I guess there are a few answers to that. One of them has to be that much of tantra is about ways to avoid having an orgasm. We all know orgasms are great, so why on earth would we want to avoid them?
Another important factor is that we lead very busy lives. Tantra is often perceived as being something that is difficult and time-consuming to learn, requiring years of regular practice to be proficient at.
A book I was sent last month, 28 Days to Ecstasy for Couples: Tantra Step by Step by Pala Copeland and Al Link, does a pretty good job of dealing with both of those problems.
It contains exercises for couples that take about 20 minutes each and are designed to be done one per day over a month to teach the basics of tantra.
None of the exercises are particularly difficult. They start with things such as simple visualisations, breathing exercises, loving eye contact with your partner and tensing and relaxing muscles. In fact, I think anyone trying them would be surprised at how easy they actually are - and enjoyable. After all, sex is meant to be enjoyable and tantra is all about experiencing the divine through joy.

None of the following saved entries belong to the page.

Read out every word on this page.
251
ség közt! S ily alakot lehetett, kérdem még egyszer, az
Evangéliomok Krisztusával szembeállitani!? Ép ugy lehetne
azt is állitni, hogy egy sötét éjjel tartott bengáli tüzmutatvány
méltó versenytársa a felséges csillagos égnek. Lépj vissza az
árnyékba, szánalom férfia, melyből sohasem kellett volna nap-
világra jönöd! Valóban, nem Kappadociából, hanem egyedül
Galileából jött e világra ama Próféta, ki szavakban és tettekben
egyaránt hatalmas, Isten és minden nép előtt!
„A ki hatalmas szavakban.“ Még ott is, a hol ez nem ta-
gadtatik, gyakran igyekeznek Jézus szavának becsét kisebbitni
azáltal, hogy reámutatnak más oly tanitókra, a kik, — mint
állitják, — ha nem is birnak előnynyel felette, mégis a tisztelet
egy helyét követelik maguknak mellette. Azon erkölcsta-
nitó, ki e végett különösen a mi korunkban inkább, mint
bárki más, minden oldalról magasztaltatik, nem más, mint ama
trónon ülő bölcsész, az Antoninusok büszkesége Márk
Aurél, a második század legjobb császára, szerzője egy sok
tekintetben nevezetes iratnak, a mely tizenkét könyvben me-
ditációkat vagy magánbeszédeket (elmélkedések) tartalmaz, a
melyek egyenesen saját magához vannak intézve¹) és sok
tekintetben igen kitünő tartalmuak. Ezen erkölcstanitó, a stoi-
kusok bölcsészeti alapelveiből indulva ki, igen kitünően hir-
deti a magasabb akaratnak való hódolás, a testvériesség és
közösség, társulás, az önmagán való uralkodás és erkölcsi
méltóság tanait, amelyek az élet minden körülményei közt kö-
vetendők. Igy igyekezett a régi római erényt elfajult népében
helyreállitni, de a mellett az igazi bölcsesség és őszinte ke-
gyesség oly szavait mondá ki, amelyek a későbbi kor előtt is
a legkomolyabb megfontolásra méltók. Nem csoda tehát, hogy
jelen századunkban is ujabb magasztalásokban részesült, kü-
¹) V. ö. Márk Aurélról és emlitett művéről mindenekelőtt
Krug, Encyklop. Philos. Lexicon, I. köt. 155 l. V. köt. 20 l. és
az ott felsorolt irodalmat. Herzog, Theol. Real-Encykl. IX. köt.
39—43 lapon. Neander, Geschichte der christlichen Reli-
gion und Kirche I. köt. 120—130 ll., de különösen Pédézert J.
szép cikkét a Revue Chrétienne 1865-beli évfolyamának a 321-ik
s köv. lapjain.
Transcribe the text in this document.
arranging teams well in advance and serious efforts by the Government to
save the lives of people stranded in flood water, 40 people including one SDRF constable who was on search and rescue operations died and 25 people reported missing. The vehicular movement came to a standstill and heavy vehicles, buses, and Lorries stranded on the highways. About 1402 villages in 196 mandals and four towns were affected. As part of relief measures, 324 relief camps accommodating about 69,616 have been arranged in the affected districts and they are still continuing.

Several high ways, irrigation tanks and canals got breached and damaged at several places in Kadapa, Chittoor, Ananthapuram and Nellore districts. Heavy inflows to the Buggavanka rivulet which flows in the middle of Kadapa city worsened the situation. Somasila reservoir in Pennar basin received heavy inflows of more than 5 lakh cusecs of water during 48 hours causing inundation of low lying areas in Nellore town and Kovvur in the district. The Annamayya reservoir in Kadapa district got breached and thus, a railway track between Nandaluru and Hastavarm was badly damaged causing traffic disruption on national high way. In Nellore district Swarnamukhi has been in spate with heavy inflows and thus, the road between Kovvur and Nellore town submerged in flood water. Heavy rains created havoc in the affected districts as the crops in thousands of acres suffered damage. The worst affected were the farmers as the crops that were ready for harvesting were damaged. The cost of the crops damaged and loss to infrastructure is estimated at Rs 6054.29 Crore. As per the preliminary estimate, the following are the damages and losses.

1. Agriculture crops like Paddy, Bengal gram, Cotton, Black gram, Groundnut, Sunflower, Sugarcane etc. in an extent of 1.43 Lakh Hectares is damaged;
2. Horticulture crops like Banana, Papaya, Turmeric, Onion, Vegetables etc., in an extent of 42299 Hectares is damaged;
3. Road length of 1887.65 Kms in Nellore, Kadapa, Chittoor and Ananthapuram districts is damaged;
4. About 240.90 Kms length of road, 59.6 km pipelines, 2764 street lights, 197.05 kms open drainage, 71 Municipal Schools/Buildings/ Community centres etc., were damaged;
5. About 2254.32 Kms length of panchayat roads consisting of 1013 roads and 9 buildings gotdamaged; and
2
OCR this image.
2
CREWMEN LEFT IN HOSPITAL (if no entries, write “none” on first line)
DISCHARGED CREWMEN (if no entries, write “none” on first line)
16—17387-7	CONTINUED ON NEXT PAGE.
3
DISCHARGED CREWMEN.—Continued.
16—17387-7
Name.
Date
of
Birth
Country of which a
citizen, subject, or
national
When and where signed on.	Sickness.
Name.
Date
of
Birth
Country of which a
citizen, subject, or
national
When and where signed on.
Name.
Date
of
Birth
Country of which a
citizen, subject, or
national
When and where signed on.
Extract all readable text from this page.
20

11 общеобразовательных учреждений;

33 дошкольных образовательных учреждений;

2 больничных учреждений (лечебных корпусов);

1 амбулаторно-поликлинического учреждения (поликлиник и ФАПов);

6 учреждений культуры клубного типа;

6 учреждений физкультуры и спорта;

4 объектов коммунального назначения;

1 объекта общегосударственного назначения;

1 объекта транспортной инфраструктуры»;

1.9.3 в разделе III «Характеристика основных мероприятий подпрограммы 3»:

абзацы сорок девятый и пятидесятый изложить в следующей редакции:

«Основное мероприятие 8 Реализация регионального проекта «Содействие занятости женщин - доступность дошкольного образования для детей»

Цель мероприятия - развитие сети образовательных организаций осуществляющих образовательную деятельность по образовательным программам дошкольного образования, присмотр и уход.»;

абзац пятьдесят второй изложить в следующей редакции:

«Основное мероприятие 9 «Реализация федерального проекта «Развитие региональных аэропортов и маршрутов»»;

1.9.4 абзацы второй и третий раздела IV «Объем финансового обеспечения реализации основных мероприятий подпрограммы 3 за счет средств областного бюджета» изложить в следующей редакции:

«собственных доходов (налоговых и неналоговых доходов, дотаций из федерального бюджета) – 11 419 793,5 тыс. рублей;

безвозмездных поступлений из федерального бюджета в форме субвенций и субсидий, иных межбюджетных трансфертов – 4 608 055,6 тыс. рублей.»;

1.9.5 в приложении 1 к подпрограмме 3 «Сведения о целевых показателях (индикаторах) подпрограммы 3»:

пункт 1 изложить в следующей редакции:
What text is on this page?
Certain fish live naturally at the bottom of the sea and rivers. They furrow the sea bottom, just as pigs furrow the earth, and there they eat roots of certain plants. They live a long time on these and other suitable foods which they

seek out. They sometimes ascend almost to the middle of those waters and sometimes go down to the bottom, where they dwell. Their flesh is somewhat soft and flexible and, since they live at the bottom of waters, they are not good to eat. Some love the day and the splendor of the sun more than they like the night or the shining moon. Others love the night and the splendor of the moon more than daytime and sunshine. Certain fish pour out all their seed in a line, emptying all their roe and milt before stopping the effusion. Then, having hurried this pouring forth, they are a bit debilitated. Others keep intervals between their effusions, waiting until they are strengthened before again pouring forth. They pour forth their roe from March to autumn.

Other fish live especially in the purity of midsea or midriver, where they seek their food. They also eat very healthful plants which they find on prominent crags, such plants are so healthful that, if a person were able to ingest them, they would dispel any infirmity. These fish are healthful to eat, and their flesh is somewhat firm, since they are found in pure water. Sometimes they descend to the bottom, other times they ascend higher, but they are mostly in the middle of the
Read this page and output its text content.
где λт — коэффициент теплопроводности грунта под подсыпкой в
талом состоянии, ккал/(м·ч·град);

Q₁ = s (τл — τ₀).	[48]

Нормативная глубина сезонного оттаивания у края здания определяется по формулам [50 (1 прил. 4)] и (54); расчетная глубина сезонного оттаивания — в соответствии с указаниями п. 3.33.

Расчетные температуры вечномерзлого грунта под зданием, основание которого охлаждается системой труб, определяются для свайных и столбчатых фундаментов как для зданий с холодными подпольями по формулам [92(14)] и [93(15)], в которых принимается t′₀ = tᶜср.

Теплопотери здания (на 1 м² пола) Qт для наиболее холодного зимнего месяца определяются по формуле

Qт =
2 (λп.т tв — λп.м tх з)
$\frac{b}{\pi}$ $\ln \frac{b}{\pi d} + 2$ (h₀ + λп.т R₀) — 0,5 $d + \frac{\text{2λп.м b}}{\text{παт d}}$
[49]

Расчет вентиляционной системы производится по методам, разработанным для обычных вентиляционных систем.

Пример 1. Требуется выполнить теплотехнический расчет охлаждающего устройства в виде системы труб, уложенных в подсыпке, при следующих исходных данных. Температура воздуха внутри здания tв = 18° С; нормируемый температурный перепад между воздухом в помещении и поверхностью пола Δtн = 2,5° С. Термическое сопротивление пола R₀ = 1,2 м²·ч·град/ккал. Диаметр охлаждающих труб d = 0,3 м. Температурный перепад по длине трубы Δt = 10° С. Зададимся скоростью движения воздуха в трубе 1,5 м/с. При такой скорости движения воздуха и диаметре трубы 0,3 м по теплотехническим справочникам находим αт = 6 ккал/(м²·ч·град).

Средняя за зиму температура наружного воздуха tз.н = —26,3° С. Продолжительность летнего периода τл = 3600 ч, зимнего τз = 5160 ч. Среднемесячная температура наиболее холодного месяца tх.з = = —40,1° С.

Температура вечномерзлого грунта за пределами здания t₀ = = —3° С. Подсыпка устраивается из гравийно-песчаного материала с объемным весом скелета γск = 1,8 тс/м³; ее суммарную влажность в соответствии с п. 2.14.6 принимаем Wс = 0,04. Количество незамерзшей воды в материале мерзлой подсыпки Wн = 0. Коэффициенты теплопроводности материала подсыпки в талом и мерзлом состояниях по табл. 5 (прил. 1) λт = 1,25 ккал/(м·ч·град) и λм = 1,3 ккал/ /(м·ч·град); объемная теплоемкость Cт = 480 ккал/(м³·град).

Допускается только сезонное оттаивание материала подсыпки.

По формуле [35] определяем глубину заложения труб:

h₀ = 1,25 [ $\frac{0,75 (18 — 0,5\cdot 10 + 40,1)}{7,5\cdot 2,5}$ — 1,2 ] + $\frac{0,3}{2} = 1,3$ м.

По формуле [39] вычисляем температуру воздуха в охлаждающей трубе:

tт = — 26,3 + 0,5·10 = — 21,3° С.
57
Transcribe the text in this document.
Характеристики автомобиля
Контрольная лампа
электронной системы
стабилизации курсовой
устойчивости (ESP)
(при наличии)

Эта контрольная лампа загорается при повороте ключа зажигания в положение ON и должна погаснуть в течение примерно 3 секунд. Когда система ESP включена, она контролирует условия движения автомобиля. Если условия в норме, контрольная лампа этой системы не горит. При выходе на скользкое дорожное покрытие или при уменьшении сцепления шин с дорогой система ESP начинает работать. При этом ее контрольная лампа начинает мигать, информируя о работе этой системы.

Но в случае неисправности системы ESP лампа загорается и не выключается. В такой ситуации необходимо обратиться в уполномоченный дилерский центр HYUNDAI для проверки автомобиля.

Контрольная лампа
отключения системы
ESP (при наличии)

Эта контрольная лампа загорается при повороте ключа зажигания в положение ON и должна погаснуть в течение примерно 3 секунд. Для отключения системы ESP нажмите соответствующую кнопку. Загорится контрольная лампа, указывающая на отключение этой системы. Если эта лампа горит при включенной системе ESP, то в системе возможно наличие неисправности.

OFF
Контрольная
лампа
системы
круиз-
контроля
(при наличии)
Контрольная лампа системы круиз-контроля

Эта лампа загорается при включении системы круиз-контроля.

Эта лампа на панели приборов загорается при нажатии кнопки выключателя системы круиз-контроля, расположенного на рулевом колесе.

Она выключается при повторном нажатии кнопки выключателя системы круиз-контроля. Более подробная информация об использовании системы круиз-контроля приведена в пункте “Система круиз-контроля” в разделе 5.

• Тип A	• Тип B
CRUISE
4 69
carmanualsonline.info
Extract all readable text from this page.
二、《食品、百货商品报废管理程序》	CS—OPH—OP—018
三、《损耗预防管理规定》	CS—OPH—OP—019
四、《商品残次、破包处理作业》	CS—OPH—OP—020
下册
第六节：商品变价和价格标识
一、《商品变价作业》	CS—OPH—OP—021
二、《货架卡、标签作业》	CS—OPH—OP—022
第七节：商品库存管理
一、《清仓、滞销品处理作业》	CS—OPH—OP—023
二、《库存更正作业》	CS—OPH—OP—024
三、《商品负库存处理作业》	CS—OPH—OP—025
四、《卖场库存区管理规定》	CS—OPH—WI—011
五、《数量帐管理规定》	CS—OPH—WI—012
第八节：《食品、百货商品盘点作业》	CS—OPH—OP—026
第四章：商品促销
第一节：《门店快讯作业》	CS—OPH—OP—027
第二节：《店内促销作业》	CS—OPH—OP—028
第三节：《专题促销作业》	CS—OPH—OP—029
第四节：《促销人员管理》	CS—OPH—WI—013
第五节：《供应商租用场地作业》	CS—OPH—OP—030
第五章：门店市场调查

At the end of each week there is a tantric lovemaking session that involves a little ceremony and ritual such as bathing together, creating a sacred space with lighted candles and incense and confirming your commitment to each other. There are also erotic exercises designed to increase sensual pleasure and help you learn to move sexual energy throughout your entire body.
Yes, but what about the "not having an orgasm" thing? I hear people ask. Actually, the book describes it more as "non-goal-orientated lovemaking". It explains techniques for prolonging sex in order to intensify the sensation and it certainly doesn't forbid anyone from having an orgasm.
What the book does not do is go into depth about theory. It is primarily a workbook of practical exercises, while the history of tantra and the thoughts behind it are covered in Soul Sex: Tantra for Two: Tantra for Sexual and Spiritual Pleasure, an earlier book by Al Link.
If you and your partner are looking for an easy, practical step-by-step guide on tantra, 28 Days to Ecstasy for Couples is a good book to begin with. It also has plenty of ideas for things to do after the first month, as the second half of the book contains plenty of suggestions for ways to continue practising sacred sex.
Published by Llewellyn, 28 Days to Ecstasy for Couples: Tantra Step by Stepby Pala Copeland and Al Link, costs $17.95 in the US, which should be about £9.50 in the UK.